Homer: I dunno. Don't ask me how the economy works.
Further lampshaded in "Kill Gil: Volumes 1 and 2", where Homer says, "I make six [thousand dollars] a year"; and in "Father Knows Worst," where he says, "[One thousand dollars is] how much my house is worth!"
Of course, an engineer at a Real Life nuclear power plant working for someone other than Montgomery Burns would be earning serious money.
The creators have also been known to state that they've deliberately kept the precise layout of the Simpsons' home vague and inconsistent, so it's hard to tell how big it really is.
Parodied in Futurama. Leela is watching "Real World: The Sun" (which apparently consists of footage of people screaming as they immolate), and is disgusted by how expensive the set would be.
"Do you know how much an apartment that big would cost on the sun?"
Also averted when Fry and Bender briefly move into a massive apartment, which is mentioned as being rent controlled and belonging to a late friend of the professor's.
In Family Guy, Peter is the only one employed in the family, as a below management level employee at a toy factory, yet they live in a nice house. In addition he manages to spend all kinds of money on stuff, which was lampshaded in Peter's use of the "Peter-Copter" and the "Hindenpeter" which damage Joe's house and property, prompting Joe to wail incredulously, "How can you afford these things?!!" The episode "Emission Impossible" explained how: Lois and Peter won a lawsuit against a condom company after Lois' pregnancy with Chris due to a broken condom. That lawsuit allowed the Griffins to buy their lovable, size-changing house on Spooner Street. Lois is also not above the occasional Five Finger Discount or accepting money from her obscenely rich father.
It is also revealed how in The Cleveland Show when Junior offhandedly mentions all of the random jobs Peter had to get to pay for the incident that killed his mother. So he pretty much stated that all of the Manatee Gags shown in the series is how he pays off for all the damages his stupid actions cause.
Darkwing Duck lived in a two story home despite not even having any sort of job outside of his crime fighting. This was finally explained in the 2010 comics, where it's revealed that SHUSH paid him for his services.
Likewise, the eponymous character on Jimmy Two-Shoes lives on his own without a job. One episode centered around him having to take a job to pay for some frivolous purchases, but he never has problems basic living.
Parodied in The Critic. Doris owns a huge, spartan apartment in New York City - and only pays $150 thanks to rent control. She tells Jay - without turning around - to put the candlestick down, knowing he wanted to club her to take over her rent controlled apartment.
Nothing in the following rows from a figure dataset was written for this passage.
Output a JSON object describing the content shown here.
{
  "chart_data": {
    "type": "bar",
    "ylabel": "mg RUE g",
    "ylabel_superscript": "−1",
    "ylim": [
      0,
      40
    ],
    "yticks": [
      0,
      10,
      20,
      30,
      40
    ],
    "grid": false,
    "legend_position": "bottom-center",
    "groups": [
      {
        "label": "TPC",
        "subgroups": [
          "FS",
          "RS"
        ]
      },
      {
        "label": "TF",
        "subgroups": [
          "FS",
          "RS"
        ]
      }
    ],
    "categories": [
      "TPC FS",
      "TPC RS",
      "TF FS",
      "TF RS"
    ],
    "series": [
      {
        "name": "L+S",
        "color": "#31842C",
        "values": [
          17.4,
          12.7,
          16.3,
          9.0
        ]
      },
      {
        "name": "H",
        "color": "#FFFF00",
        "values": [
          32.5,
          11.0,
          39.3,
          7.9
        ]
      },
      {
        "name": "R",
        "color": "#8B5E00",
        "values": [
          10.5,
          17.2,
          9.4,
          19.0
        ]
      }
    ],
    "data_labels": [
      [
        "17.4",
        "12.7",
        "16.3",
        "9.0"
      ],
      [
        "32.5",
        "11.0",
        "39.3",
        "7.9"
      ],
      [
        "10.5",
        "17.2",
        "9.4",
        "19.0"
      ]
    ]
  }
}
Truth in Television: There are some apartments in Mannhattan with ridiculously low rents, even as low as $150, thanks to rent control. A good chunk of them are in upper Manhattan, though, and often date back to the 1940's.
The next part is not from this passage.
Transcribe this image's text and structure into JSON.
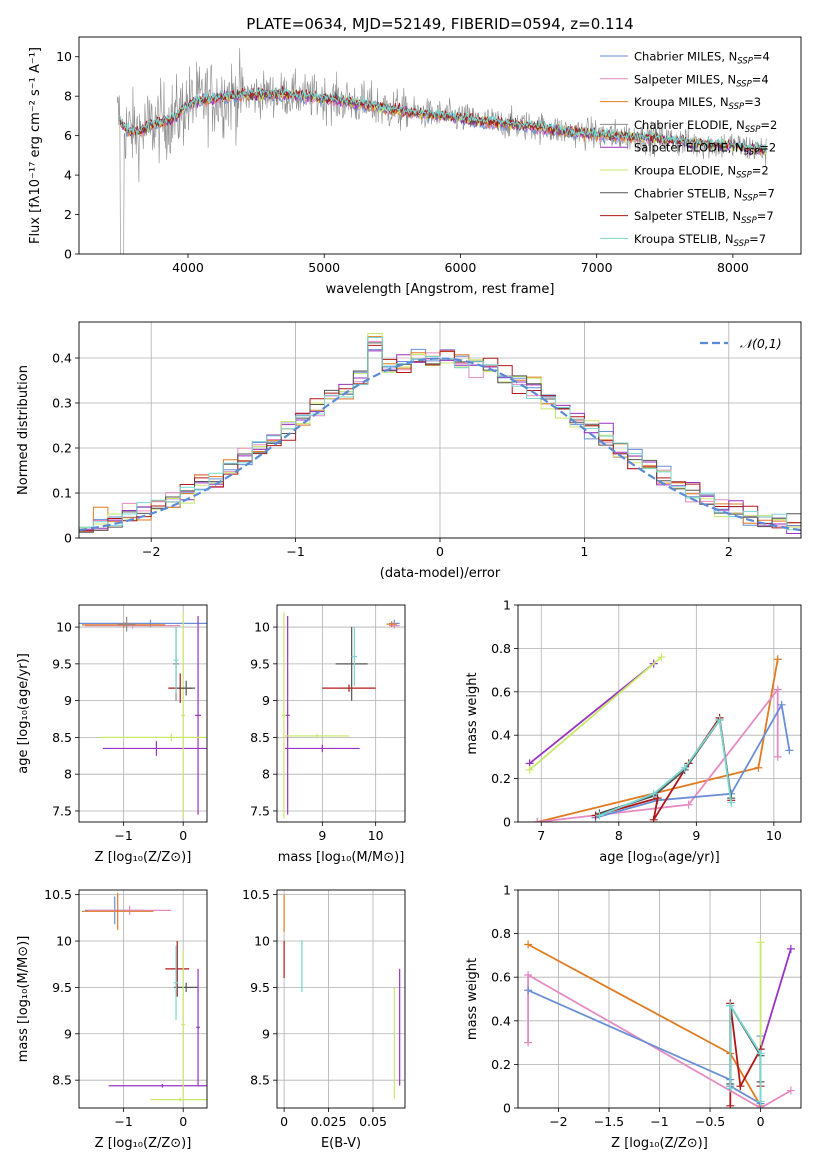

Dexters Laboratory: The Justice Friends (Major Glory, Val Hallen and Krunk) live at an apartment they rent. It's revealed in one episode that Val Hallen got the largest room (well, less "room" and more "pocket dimension containing the full glory and splendour of VALHALLA ITSELF") and pays a bigger share of the rent than the others because of this (which isn't a problem for him as he is not only a superhero and "Norse god of rock," but also the world's most famous rock star). It's never stated how much each Justice Friend pays (although Major Glory probably has a cushy government contract).
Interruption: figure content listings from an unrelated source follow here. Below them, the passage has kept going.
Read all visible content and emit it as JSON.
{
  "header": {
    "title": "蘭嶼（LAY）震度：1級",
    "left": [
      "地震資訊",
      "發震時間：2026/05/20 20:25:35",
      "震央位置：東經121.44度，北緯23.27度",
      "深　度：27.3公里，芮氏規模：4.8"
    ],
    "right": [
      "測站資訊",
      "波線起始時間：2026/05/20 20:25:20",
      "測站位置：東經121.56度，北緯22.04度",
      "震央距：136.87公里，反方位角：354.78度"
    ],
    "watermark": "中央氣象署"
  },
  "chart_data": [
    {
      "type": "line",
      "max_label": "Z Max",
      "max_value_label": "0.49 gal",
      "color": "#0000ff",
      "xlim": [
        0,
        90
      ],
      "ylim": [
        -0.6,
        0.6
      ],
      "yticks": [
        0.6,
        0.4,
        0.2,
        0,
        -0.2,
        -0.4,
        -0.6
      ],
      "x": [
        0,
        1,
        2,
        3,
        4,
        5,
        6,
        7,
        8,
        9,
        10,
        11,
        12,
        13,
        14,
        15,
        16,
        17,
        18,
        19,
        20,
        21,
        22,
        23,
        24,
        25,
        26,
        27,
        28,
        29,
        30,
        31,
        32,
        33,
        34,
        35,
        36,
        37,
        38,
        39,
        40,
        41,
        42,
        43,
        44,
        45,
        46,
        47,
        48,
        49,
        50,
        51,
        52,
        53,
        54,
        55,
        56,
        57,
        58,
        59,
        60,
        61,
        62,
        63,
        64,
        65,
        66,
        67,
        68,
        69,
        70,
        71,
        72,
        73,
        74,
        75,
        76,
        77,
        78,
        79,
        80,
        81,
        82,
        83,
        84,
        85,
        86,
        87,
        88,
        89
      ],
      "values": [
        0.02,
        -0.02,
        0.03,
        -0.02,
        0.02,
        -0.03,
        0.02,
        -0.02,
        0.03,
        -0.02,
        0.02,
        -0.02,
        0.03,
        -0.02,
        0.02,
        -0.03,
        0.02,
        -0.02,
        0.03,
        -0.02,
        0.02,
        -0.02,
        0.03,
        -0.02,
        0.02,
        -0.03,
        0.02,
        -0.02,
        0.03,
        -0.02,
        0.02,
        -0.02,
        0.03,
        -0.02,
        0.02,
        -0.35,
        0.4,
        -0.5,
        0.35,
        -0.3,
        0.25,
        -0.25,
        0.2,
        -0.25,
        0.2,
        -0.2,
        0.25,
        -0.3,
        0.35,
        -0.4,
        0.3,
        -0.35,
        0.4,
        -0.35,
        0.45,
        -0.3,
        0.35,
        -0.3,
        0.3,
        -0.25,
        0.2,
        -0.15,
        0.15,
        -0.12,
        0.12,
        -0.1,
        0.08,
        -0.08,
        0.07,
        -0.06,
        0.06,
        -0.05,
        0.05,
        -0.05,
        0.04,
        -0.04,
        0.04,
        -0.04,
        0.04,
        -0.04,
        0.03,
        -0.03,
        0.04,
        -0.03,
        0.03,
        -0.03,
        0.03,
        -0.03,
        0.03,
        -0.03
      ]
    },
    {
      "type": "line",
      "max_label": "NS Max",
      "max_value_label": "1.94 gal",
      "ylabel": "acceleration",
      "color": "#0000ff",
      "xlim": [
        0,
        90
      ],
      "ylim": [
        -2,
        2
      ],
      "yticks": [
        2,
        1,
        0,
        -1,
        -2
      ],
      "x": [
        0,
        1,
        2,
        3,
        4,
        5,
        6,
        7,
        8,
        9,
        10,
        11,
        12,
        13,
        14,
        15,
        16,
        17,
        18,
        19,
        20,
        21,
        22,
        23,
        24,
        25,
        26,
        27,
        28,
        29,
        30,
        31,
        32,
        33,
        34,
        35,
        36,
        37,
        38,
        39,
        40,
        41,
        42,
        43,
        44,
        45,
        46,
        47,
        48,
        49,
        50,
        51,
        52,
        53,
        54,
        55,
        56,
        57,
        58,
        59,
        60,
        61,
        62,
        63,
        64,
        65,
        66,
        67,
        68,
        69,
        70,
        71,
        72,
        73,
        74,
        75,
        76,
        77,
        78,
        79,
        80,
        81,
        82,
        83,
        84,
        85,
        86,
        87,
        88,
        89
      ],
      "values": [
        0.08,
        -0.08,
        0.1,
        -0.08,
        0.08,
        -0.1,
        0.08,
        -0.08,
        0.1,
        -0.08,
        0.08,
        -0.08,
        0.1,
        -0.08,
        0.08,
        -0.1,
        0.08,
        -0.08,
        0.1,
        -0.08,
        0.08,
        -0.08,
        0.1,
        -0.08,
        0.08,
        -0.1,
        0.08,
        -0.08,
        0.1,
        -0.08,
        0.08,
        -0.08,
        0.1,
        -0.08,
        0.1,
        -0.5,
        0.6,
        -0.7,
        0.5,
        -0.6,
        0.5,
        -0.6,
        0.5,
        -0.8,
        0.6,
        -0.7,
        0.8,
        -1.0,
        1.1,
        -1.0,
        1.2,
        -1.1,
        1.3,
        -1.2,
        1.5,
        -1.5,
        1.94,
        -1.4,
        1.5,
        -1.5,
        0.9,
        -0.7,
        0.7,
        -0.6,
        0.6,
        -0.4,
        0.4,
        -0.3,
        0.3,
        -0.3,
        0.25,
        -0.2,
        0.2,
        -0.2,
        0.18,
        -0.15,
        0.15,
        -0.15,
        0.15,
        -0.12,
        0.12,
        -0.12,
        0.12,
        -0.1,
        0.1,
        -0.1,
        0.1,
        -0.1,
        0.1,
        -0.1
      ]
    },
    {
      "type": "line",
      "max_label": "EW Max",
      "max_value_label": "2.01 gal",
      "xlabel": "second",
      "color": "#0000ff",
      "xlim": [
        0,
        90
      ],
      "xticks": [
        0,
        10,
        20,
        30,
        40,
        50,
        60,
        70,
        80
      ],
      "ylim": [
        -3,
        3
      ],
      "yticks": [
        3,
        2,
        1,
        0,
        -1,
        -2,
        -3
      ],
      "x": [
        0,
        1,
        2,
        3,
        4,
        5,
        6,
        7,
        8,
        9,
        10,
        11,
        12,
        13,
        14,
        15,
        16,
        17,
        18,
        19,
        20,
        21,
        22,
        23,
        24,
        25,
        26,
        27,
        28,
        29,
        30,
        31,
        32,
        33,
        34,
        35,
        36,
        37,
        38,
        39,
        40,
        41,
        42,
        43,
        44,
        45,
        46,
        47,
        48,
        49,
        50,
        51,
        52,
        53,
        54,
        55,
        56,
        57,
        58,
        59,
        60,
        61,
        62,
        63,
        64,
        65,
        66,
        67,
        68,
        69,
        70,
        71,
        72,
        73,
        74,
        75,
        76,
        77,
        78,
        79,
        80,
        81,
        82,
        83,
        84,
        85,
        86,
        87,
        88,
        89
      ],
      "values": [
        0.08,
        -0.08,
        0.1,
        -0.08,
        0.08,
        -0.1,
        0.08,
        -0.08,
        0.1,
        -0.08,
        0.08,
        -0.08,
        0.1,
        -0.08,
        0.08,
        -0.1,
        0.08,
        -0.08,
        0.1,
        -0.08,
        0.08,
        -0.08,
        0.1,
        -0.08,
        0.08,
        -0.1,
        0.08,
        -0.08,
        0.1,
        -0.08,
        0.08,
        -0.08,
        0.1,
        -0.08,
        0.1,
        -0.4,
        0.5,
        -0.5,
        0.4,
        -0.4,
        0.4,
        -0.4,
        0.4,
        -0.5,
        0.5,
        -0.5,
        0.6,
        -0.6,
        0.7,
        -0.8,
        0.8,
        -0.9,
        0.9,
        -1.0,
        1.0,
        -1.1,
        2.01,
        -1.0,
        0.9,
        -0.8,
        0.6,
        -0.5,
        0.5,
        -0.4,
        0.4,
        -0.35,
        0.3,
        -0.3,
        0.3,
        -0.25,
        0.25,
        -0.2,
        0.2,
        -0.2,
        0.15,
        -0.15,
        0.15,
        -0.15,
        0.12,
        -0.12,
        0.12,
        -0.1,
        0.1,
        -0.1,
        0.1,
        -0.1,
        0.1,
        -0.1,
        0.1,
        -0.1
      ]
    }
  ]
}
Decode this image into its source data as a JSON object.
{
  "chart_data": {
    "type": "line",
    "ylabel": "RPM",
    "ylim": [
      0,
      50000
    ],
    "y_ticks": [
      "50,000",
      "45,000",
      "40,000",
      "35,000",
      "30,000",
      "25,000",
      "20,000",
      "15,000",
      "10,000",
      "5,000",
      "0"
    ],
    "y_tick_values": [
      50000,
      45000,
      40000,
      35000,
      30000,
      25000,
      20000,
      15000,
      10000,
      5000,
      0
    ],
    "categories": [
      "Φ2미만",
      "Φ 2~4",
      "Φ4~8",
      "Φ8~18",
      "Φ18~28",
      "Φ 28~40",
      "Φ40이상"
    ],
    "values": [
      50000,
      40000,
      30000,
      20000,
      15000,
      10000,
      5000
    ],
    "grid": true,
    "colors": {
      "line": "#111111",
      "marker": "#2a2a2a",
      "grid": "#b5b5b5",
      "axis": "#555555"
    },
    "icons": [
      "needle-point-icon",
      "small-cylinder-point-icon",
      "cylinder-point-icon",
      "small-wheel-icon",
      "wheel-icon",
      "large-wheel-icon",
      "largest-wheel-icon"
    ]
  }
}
Played with by Mission Hill early on, then averted. Andy is working at a water mattress store at (presumably) just above minimum wage, Posey is just...there, and no one knew what Jim did for a living until Kevin came along, yet they live in a very spacious apartment (with a second floor!) in a decent building with neighbours they like, in a part of town that doesn't seem run down or depressed. Then Jim is revealed to be a highly paid corperate executive with tons of clout for basically being computer whiz. This isn't revealed until Andy loses his job and a tooth, and Jim lets him use his health insurance to have it fixed, because Andy never asked - even though he's Jim's best and oldest friend.